Winter is here. While the weather outside isn’t necessarily frightful, reducing the expense of staying warm can be delightful.
Chances are good you are working to avoid Jack Frost nipping at your nose. Turning up the heat is typically the easiest way to fight the cold, but doing so could freeze your budget.
Now is a good time to think about winterizing your home to avoid an increase on your electric bill. With these five steps, you can help keep the cold out and your personal finances warm this winter.
Adjust your thermostat
Lowering the temperature in your home may seem like a no-brainer, but it can be a simple way to keep some green in your pocket. The U.S. Department of Energy estimates that for every eight hours you lower the thermostat by one degree, you’ll save 1 percent on your bill. The recommended temperature for homes during the winter is 68 degrees. Adjust the thermostat when you aren’t at home or at night, when you can get warm and cozy under the blankets.
You might also consider buying a programmable thermostat.

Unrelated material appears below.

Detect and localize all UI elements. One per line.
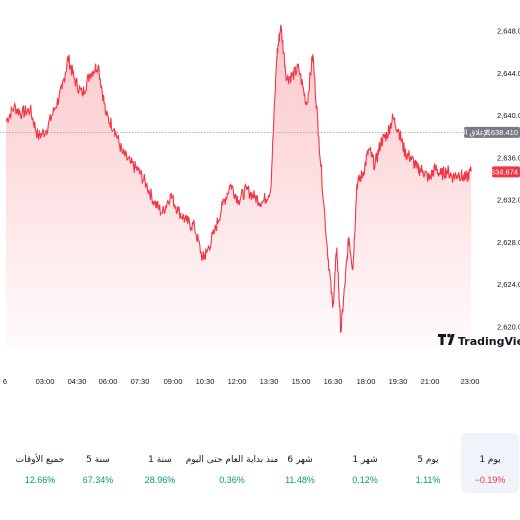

It will automatically change to a more energy-efficient setting while you’re away, leaving you one less thing to think about as you head out the door.
Reverse your ceiling fans
During the winter, you’ll want to reverse the rotational direction of your ceiling fans. Most ceiling fans have a switch that allow fan blades to turn clockwise or counter-clockwise. When it’s cold outside, run your ceiling fan clockwise at a slow pace with the air blowing upwards. This will help distribute the warm air that’s gathered at the ceiling back down into the room.
Replace your furnace filter
This might be the easiest DIY project to keep your finances warm this winter. Dirty and clogged filters obstruct the flow of air, making your furnace work harder or run longer, which uses more energy. Changing your air filters regularly helps your furnace function easily and efficiently. It is recommended you swap out your old air filters once a season.
Fix air leaks
You have an air leak if you can feel cooler air blowing through a crack or opening. Caulking and weather-stripping are two simple air-sealing techniques that offer quick returns on investment. Add caulk or weather-stripping to seal air leaks around leaky doors and windows, and all cracks and large openings to the outside. Fixing this issue can help you save anywhere from 10 to 20 percent on your energy bill, according to Energy.gov.
Cover drafty windows
Window coverings can be a cost-effective and comforting addition to help you keep the warmth in this season. According to Energy.gov, about 30 percent of a home’s heating energy is lost through the windows. In the winter, it’s generally a good idea to close the blinds or curtains on any windows that aren’t receiving direct sunlight. You might also consider using a thicker set of curtains during the winter to add an extra level of insulation.
With a little preparation, you’ll find yourself and your finances keeping warm all winter long.